イノセント

 アークがイノセント───種族名、イノセント。個体名毒牙のことを考えていた頃。


「人というのも素晴らしい。まさか、我の技法を真似し、更に一段階と強くなる者がいるとは思わなんだ」


 アークと激闘を繰り広げたイノセントの毒牙も彼のことを思っていた。


「何嬉しそうにしているのよ……私たちの目的を考えると、煩わしいだけでしょ」


 そんな毒牙の元に、ティナと戦っていたイノセントの一人、族牙がやってくる。


「我のあり様はただ一つ。強者を重んじる。
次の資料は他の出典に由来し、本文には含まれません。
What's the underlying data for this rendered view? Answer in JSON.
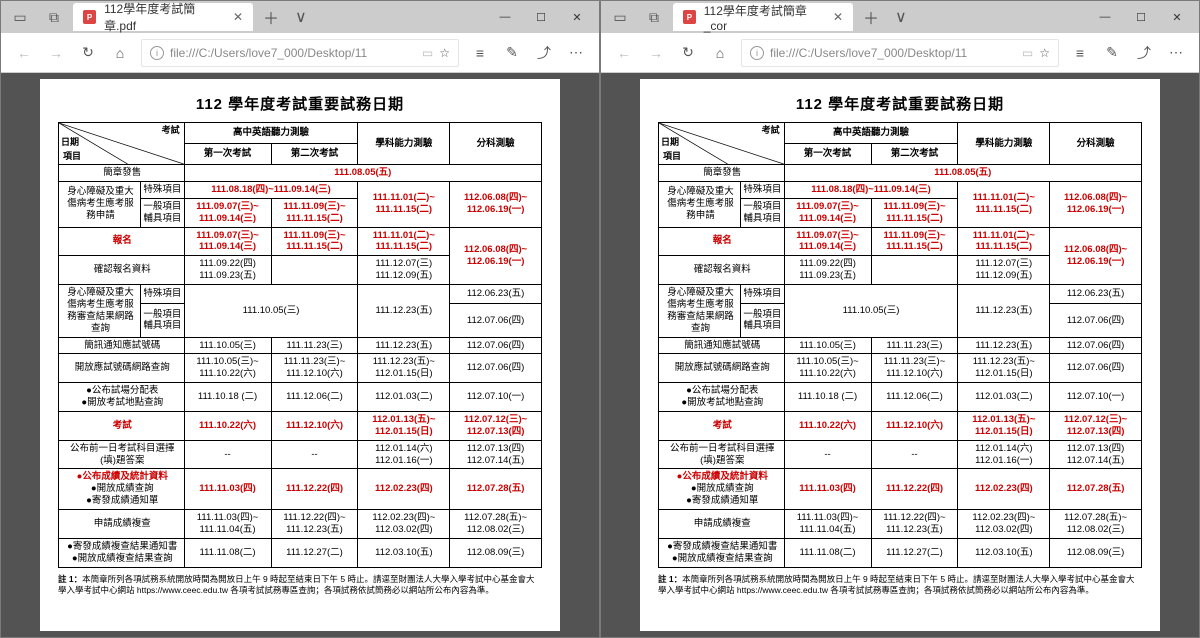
{
  "windows": [
    {
      "tab": "112學年度考試簡章.pdf",
      "url": "file:///C:/Users/love7_000/Desktop/11"
    },
    {
      "tab": "112學年度考試簡章_cor",
      "url": "file:///C:/Users/love7_000/Desktop/11"
    }
  ],
  "doc": {
    "title": "112 學年度考試重要試務日期",
    "diag": {
      "a": "考試",
      "b": "日期",
      "c": "項目"
    },
    "head": {
      "h1": "高中英語聽力測驗",
      "h2": "學科能力測驗",
      "h3": "分科測驗",
      "t1": "第一次考試",
      "t2": "第二次考試"
    },
    "rows": {
      "r1": {
        "l": "簡章發售",
        "val": "111.08.05(五)"
      },
      "r2a": {
        "l": "身心障礙及重大傷病考生應考服務申請",
        "s1": "特殊項目",
        "v1": "111.08.18(四)~111.09.14(三)",
        "v2": "111.11.01(二)~\n111.11.15(二)",
        "v3": "112.06.08(四)~\n112.06.19(一)"
      },
      "r2b": {
        "s1": "一般項目\n輔具項目",
        "v1": "111.09.07(三)~\n111.09.14(三)",
        "v2": "111.11.09(三)~\n111.11.15(二)"
      },
      "r3": {
        "l": "報名",
        "v1": "111.09.07(三)~\n111.09.14(三)",
        "v2": "111.11.09(三)~\n111.11.15(二)",
        "v3": "111.11.01(二)~\n111.11.15(二)",
        "v4": "112.06.08(四)~\n112.06.19(一)"
      },
      "r4": {
        "l": "確認報名資料",
        "v1": "111.09.22(四)\n111.09.23(五)",
        "v2": "",
        "v3": "111.12.07(三)\n111.12.09(五)",
        "v4": ""
      },
      "r5a": {
        "l": "身心障礙及重大傷病考生應考服務審查結果網路查詢",
        "s1": "特殊項目",
        "v3": "112.06.23(五)"
      },
      "r5b": {
        "s1": "一般項目\n輔具項目",
        "v1": "111.10.05(三)",
        "v2": "111.12.23(五)",
        "v3": "112.07.06(四)"
      },
      "r6": {
        "l": "簡訊通知應試號碼",
        "v1": "111.10.05(三)",
        "v2": "111.11.23(三)",
        "v3": "111.12.23(五)",
        "v4": "112.07.06(四)"
      },
      "r7": {
        "l": "開放應試號碼網路查詢",
        "v1": "111.10.05(三)~\n111.10.22(六)",
        "v2": "111.11.23(三)~\n111.12.10(六)",
        "v3": "111.12.23(五)~\n112.01.15(日)",
        "v4": "112.07.06(四)"
      },
      "r8": {
        "l": "●公布試場分配表\n●開放考試地點查詢",
        "v1": "111.10.18 (二)",
        "v2": "111.12.06(二)",
        "v3": "112.01.03(二)",
        "v4": "112.07.10(一)"
      },
      "r9": {
        "l": "考試",
        "v1": "111.10.22(六)",
        "v2": "111.12.10(六)",
        "v3": "112.01.13(五)~\n112.01.15(日)",
        "v4": "112.07.12(三)~\n112.07.13(四)"
      },
      "r10": {
        "l": "公布前一日考試科目選擇\n(填)題答案",
        "v1": "--",
        "v2": "--",
        "v3": "112.01.14(六)\n112.01.16(一)",
        "v4": "112.07.13(四)\n112.07.14(五)"
      },
      "r11": {
        "l": "●公布成績及統計資料\n●開放成績查詢\n●寄發成績通知單",
        "v1": "111.11.03(四)",
        "v2": "111.12.22(四)",
        "v3": "112.02.23(四)",
        "v4": "112.07.28(五)"
      },
      "r12": {
        "l": "申請成績複查",
        "v1": "111.11.03(四)~\n111.11.04(五)",
        "v2": "111.12.22(四)~\n111.12.23(五)",
        "v3": "112.02.23(四)~\n112.03.02(四)",
        "v4": "112.07.28(五)~\n112.08.02(三)"
      },
      "r13": {
        "l": "●寄發成績複查結果通知書\n●開放成績複查結果查詢",
        "v1": "111.11.08(二)",
        "v2": "111.12.27(二)",
        "v3": "112.03.10(五)",
        "v4": "112.08.09(三)"
      }
    },
    "note": "註 1：本簡章所列各項試務系統開放時間為開放日上午 9 時起至結束日下午 5 時止。請逕至財團法人大學入學考試中心基金會大學入學考試中心網站 https://www.ceec.edu.tw 各項考試試務專區查詢；各項試務依試簡務必以網站所公布內容為準。"
  }
}
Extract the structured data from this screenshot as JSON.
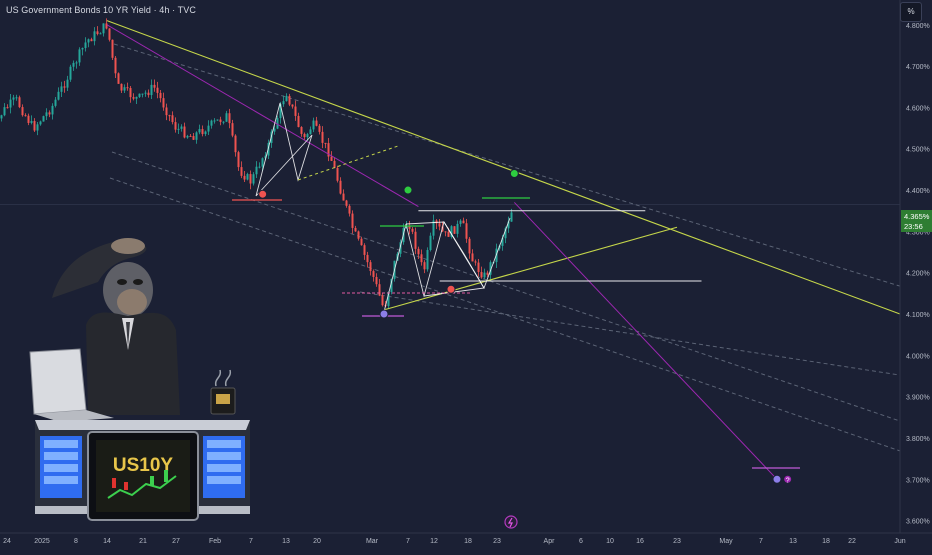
{
  "header": {
    "title": "US Government Bonds 10 YR Yield · 4h · TVC",
    "unit_button": "%"
  },
  "price_tag": {
    "value": "4.365%",
    "countdown": "23:56"
  },
  "overlay": {
    "ticker": "US10Y"
  },
  "colors": {
    "background": "#1b2034",
    "up": "#26a69a",
    "down": "#ef5350",
    "trend": "#c5d64a",
    "channel": "#5b6375",
    "pattern": "#ffffff",
    "projection": "#9c27b0",
    "price_tag": "#2e7d32"
  },
  "chart_data": {
    "type": "candlestick",
    "title": "US Government Bonds 10 YR Yield · 4h · TVC",
    "ylim": [
      3.57,
      4.86
    ],
    "y_ticks": [
      "4.800%",
      "4.700%",
      "4.600%",
      "4.500%",
      "4.400%",
      "4.300%",
      "4.200%",
      "4.100%",
      "4.000%",
      "3.900%",
      "3.800%",
      "3.700%",
      "3.600%"
    ],
    "y_tick_values": [
      4.8,
      4.7,
      4.6,
      4.5,
      4.4,
      4.3,
      4.2,
      4.1,
      4.0,
      3.9,
      3.8,
      3.7,
      3.6
    ],
    "x_ticks": [
      "24",
      "2025",
      "8",
      "14",
      "21",
      "27",
      "Feb",
      "7",
      "13",
      "20",
      "Mar",
      "7",
      "12",
      "18",
      "23",
      "Apr",
      "6",
      "10",
      "16",
      "23",
      "May",
      "7",
      "13",
      "18",
      "22",
      "Jun"
    ],
    "x_tick_dates": [
      "2024-12-24",
      "2025-01-01",
      "2025-01-08",
      "2025-01-14",
      "2025-01-21",
      "2025-01-27",
      "2025-02-01",
      "2025-02-07",
      "2025-02-13",
      "2025-02-20",
      "2025-03-01",
      "2025-03-07",
      "2025-03-12",
      "2025-03-18",
      "2025-03-23",
      "2025-04-01",
      "2025-04-06",
      "2025-04-10",
      "2025-04-16",
      "2025-04-23",
      "2025-05-01",
      "2025-05-07",
      "2025-05-13",
      "2025-05-18",
      "2025-05-22",
      "2025-06-01"
    ],
    "price_path": [
      [
        "2024-12-20",
        4.53
      ],
      [
        "2024-12-23",
        4.59
      ],
      [
        "2024-12-26",
        4.62
      ],
      [
        "2024-12-30",
        4.55
      ],
      [
        "2025-01-03",
        4.6
      ],
      [
        "2025-01-07",
        4.69
      ],
      [
        "2025-01-10",
        4.76
      ],
      [
        "2025-01-13",
        4.79
      ],
      [
        "2025-01-14",
        4.8
      ],
      [
        "2025-01-16",
        4.65
      ],
      [
        "2025-01-20",
        4.62
      ],
      [
        "2025-01-23",
        4.65
      ],
      [
        "2025-01-27",
        4.55
      ],
      [
        "2025-01-29",
        4.53
      ],
      [
        "2025-02-03",
        4.58
      ],
      [
        "2025-02-05",
        4.45
      ],
      [
        "2025-02-07",
        4.42
      ],
      [
        "2025-02-10",
        4.51
      ],
      [
        "2025-02-13",
        4.64
      ],
      [
        "2025-02-17",
        4.52
      ],
      [
        "2025-02-19",
        4.56
      ],
      [
        "2025-02-22",
        4.49
      ],
      [
        "2025-02-26",
        4.3
      ],
      [
        "2025-03-01",
        4.2
      ],
      [
        "2025-03-03",
        4.11
      ],
      [
        "2025-03-05",
        4.24
      ],
      [
        "2025-03-07",
        4.33
      ],
      [
        "2025-03-10",
        4.2
      ],
      [
        "2025-03-12",
        4.32
      ],
      [
        "2025-03-14",
        4.29
      ],
      [
        "2025-03-17",
        4.32
      ],
      [
        "2025-03-19",
        4.22
      ],
      [
        "2025-03-21",
        4.19
      ],
      [
        "2025-03-24",
        4.29
      ],
      [
        "2025-03-26",
        4.37
      ]
    ],
    "trendlines": [
      {
        "kind": "descending resistance",
        "from": [
          "2025-01-14",
          4.81
        ],
        "to": [
          "2025-06-01",
          4.1
        ]
      },
      {
        "kind": "ascending support",
        "from": [
          "2025-03-03",
          4.11
        ],
        "to": [
          "2025-04-23",
          4.31
        ]
      },
      {
        "kind": "projection",
        "from": [
          "2025-01-14",
          4.8
        ],
        "to": [
          "2025-03-09",
          4.36
        ]
      },
      {
        "kind": "projection",
        "from": [
          "2025-03-26",
          4.37
        ],
        "to": [
          "2025-05-10",
          3.7
        ]
      },
      {
        "kind": "horizontal",
        "from": [
          "2025-03-09",
          4.35
        ],
        "to": [
          "2025-04-17",
          4.35
        ]
      },
      {
        "kind": "horizontal",
        "from": [
          "2025-03-13",
          4.18
        ],
        "to": [
          "2025-04-27",
          4.18
        ]
      }
    ],
    "markers": [
      {
        "date": "2025-02-09",
        "value": 4.39,
        "color": "#ef5350"
      },
      {
        "date": "2025-03-03",
        "value": 4.1,
        "color": "#8c7ee8"
      },
      {
        "date": "2025-03-07",
        "value": 4.4,
        "color": "#2ecc40"
      },
      {
        "date": "2025-03-15",
        "value": 4.16,
        "color": "#ef5350"
      },
      {
        "date": "2025-03-26",
        "value": 4.44,
        "color": "#2ecc40"
      },
      {
        "date": "2025-05-10",
        "value": 3.7,
        "color": "#8c7ee8"
      },
      {
        "date": "2025-05-12",
        "value": 3.7,
        "color": "#9c27b0",
        "label": "?"
      }
    ]
  }
}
それだけよ」


「はぁー、私たちイノセントの悲願を忘れないで欲しいわね」


 唯我独尊。

 己が思うままに。

 それを愚直に実行し続ける毒牙に対して、族牙はため息を吐く。


「貴方だって、定住地もなく彷徨い続けるなんて楽しくはないでしょう?」


「……ふむ」


「私たちは自分たちの星をに手にする。不定形の異空間に閉じこもるばかりの生活はもうおさらばよ」


 イノセント。

 この広い宇宙を放浪する種族。

 イレギュラーとしか言いようのない、ゲームとはまったくもって関係ない種族がアークたちの星へと手を伸ばす───それがこの世界に与える影響は何たるか、この時はまだ、誰にも予測できなかった。


 ……。


 …………。


 そして。


「……何かが、来ていたな。そろそろ」


 それへと呼応するように、また別のところでも山が動き出す。